AC: A couple of the local marches somehow found these big inflatable white chickens with gold hairdos online and decided that they were fantastic and ordered a whole bunch of chickens with the pretext that Trump is too chicken to release his taxes. San Francisco was the earliest one. They shared their chickens with other organizers and the idea just caught on, everybody loved it, and now I forget how many chickens we have—let me look. There’s a chain about how many chickens there are … I’m not even joking, where’s the chicken email?

There we go. There are around a dozen marches with chickens, but there are more chickens because some cities have more than one. I think someone has a 13-foot chicken, San Francisco has quite a few chickens.

[Danelle Morton explains exactly how she turned a rooster commissioned for a Chinese real estate firm into the march’s mascot in this Slate article]
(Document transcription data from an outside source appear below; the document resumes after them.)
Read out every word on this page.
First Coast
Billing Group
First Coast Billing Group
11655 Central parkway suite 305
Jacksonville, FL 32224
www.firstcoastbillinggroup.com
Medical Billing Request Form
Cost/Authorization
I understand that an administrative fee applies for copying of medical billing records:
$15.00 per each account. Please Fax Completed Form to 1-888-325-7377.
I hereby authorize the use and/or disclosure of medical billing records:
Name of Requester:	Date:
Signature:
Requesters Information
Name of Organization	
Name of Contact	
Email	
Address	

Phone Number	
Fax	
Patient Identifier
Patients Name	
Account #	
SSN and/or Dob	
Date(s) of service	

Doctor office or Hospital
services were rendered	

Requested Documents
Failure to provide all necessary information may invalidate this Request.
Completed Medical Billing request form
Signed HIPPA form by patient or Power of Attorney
DCist: Is it meant to be an anthropomorphized Trump, or is it its own character? Does it have a gender or a name?

AC: We’ve just been calling it the Trump chicken, and it has Trump’s hairdo. We have not discussed the gender of the chicken, that has not come up. We’ve just been referring to as ‘the chicken.’
[Another organizer says that the chicken has an official name: Donny]

DCist: But is it more like a character, or is it meant to be Trump in chicken form?

AC: I think it is more like Trump in chicken form…wow, this is a very philosophical
question. I think a lot of people gravitated toward it because there is a humorous aspect. But it is in the form of a chicken, and it has some Trump-like aspects, particularly its hair.

DCist: It seems to be really grabbing people’s attention. I assume that was the point?

AC: This lends itself to so many issues: transparency, openness in government, accountability, and we are also heading into tax reform. We have no idea who he is working for, how he is going to benefit himself. What if all of a sudden they decide to really push forward some pro-real estate industry tax cuts and he sees a huge upside to that … we don’t know. If it takes a Trump chicken to bring awareness to that, then we will have the Trump chicken.

DCist: Do you think Trump is bothered by the chicken?

AC: I don’t have those types of relationship in the West Wing, but he’s not known for having particularly thick skin so it would be funny to see how he would react. People really love the idea of the chicken for multiple things, but if it gets him to react and take the issue seriously and remind him that we care, we are watching it’s not going away…I guess we should order more chickens.

We’ve reached out to Tax March organizers, but the official Tax March Chicken Twitter account (what, you didn’t think that would exist?) hasn’t taken credit for today’s protest.

While organizers found the original inflatable chickens for $400 on Alibaba, they have since proliferated. One can currently be purchased on eBay for $499.99, so really pretty much anyone could be behind today’s show of tomfowlery.